What is essentially at stake in this SEC subpoena enforcement matter is the question of whether, notwithstanding the much ballyhooed STOCK Act of 2012, Members and staff of the Congress can really be investigated (and prosecuted) for insider trading based on information obtained by them in the course of their government service?   The answer to this question provided by Judge Gardephe’s ruling is, “Yes” (even if a qualified “yes”). Not surprisingly, therefore, on November 30, 2015, the U.S. House respondents filed a notice of appeal and a motion to stay Judge Gardephe’s order pending appeal. On December 7, Judge Gardephe, citing the “serious questions” at issue, granted the motion for a stay. Almost certainly, this matter will find its way to the Supreme Court for ultimate resolution.

The potential misuse of material nonpublic information to inform securities trades is also at the heart of the SEC’s administrative action and order in the matter of Marwood Group Research LLC. As noted, Marwood, with offices in Manhattan and in Washington, D.C., is both a registered broker-dealer and what the SEC specifically labels a “political intelligence firm,” that is, a provider to clients, including hedge funds, of “research and analysis . . . as to the likely outcome of legislative and regulatory events occurring at both state and federal levels.” As part of the research process, Marwood analysts, at the encouragement of Marwood’s management, “sought and received from government employees information about pending regulatory or policy issues involving the agencies that employed them.” According to the SEC order, during 2010 “[s]ome of the information . . . presented a substantial risk that it could be [material non-public information]” and that, “[b]ased in part on that information, Marwood drafted research notes and distributed those research notes to its client, or otherwise communicated Marwood’s conclusions to its clients, who were likely using that information to inform securities trading.”  Marwood agreed that this conduct violated its statutory obligation, as a registered broker-dealer, “to establish, maintain, and enforce written policies and procedures reasonably designed to prevent the misuse of material nonpublic information.”
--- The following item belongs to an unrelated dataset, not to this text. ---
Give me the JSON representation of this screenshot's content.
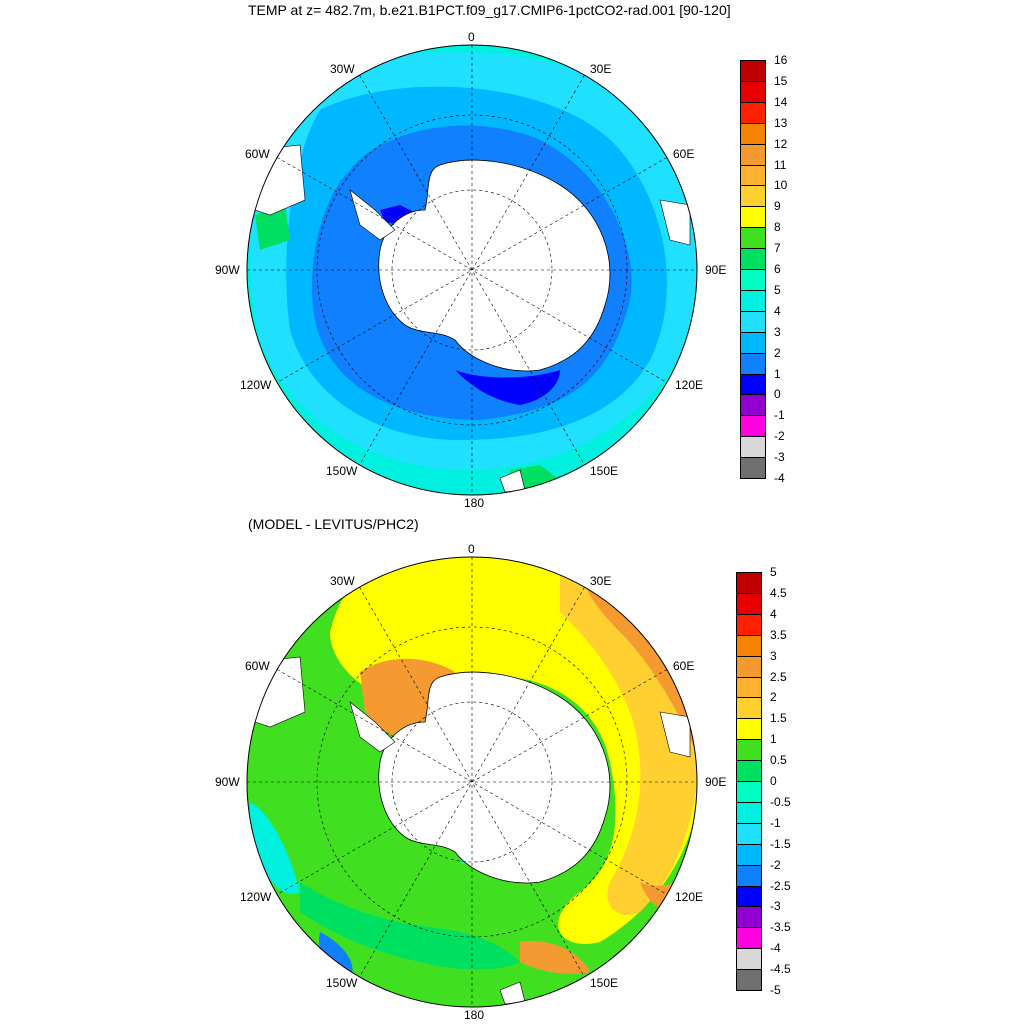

The Marwood matter involved no finding that an actual insider trading violation based on the use of government information occurred, and the legal force of the ruling applies directly only to regulated entities subject to the SEC’s jurisdiction. Nonetheless, like the SEC’s ongoing pursuit of enforcement of its investigative subpoenas to the U.S. House, the agency’s action and order in Marwood should be taken as a clear signal to securities firms that use—and to firms and individuals, whether regulated by the SEC or not, that provide—political intelligence: The SEC will continue to shine a searchlight on the potential misuse of political intelligence in connection with trading in the securities markets, so establishing, and following, effective compliance measures is essential.